Im September 2012 hatte Nevzat D. das Bisto des Angeklagten aufgesucht und ihm unmissverständlich zu verstehen gegeben, dass es für sein Leben besser sei, wenn er seinen Befehlen Folge leisten würde. Gionatan F., der schon in frühester Jugend den Gegner als Schläger kennengelernt hatte, zog daraufhin eine Pistole und schoss: er drückte auch noch weiter ab, als Nevzat D. von zwei Kugeln schwer verletzt am Boden lag. Das Opfer starb – von insgesamt sieben Kugeln getroffen – wenig später im Krankenhaus. F. stellte sich in Begleitung seines Anwaltes der Polizei und sprach von Notwehr.
Die Chancen auf einen Freispruch wegen Notwehr hatte ein psychiatrischer Sachverständiger gestärkt.
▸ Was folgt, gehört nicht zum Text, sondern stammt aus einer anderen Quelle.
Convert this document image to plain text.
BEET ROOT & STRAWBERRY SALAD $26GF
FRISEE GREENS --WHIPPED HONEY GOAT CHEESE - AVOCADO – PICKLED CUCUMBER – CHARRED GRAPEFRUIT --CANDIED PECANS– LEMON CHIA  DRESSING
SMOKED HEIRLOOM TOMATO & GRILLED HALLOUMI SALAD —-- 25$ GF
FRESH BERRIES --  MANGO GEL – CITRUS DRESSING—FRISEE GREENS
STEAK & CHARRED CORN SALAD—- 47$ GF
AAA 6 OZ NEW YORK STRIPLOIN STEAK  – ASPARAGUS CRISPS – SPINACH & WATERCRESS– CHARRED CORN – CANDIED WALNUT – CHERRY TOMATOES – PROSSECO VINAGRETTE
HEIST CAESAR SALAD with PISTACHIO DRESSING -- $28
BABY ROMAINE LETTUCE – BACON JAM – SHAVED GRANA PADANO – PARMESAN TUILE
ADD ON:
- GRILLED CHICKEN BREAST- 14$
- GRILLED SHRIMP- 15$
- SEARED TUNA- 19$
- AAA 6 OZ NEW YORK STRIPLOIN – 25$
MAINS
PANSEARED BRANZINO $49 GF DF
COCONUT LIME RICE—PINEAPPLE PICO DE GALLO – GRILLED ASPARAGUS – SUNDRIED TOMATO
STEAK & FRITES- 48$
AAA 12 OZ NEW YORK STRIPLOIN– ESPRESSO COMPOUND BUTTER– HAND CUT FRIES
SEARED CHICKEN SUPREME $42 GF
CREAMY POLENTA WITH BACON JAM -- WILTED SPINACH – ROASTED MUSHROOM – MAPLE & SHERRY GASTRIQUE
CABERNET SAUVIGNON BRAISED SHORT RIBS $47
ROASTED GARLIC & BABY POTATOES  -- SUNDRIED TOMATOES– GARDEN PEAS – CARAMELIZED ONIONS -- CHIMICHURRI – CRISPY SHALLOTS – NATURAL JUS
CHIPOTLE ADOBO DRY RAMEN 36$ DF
Der Gutachter sprach von einem „affektiven Ausnahmezustand“, in dem sich F. zur Tatzeit befunden habe: „Der Angeklagte war außer sich vor Angst, die für ihn angesichts der Bedrohungs-Situation überwältigend gewesen sein muss“. Deshalb sei eine verminderte Schuldfähigkeit sowie eingeschränkte strafrechtliche Verantwortlichkeit nicht auszuschließen.
Staatsanwalt Köstner verneinte dies. Der Angeklagte habe für eine Bewusstseinsstörung „zu gezielt und geplant gehandelt“ und mit den Vielfach-Schüssen „den Tod von Nevzat D. billigend in Kauf genommen“. Zwar könne nach höchstrichterlicher Rechtsprechung der Gebrauch einer Schusswaffe „als letztes Mittel in einer Notwehrsituation akzeptiert werden“, dies sei aber im vorliegenden Fall nicht gegeben. Der Angeklagte hätte die Wahl gehabt, den Gegner mit vorgehaltener Waffe zu bedrohen oder ihm gezielt in die Beine zu schießen. Stattdessen habe Gionatan F. ausschließlich tödliche Schüsse auf den Oberkörper abgegeben.
Köstner sprach von einem „Totschlag in einem minderschweren Fall“, denn das Opfer habe in der Tat in der Szene mit übelsten Bedrohungen und Gewaltattacken nur Angst und Schrecken verbreitet. Strafschärfend hingegen wertete der Ankläger das Vorstrafenregister des Angeklagten: F. stand noch unter laufender Bewährung wegen eines Körperverletzungsdeliktes, als er die Tat beging. Das Gericht will am 3. August das Urteil verkünden. Die Verteidigung hatte erwartungsgemäß auf Freispruch plädiert.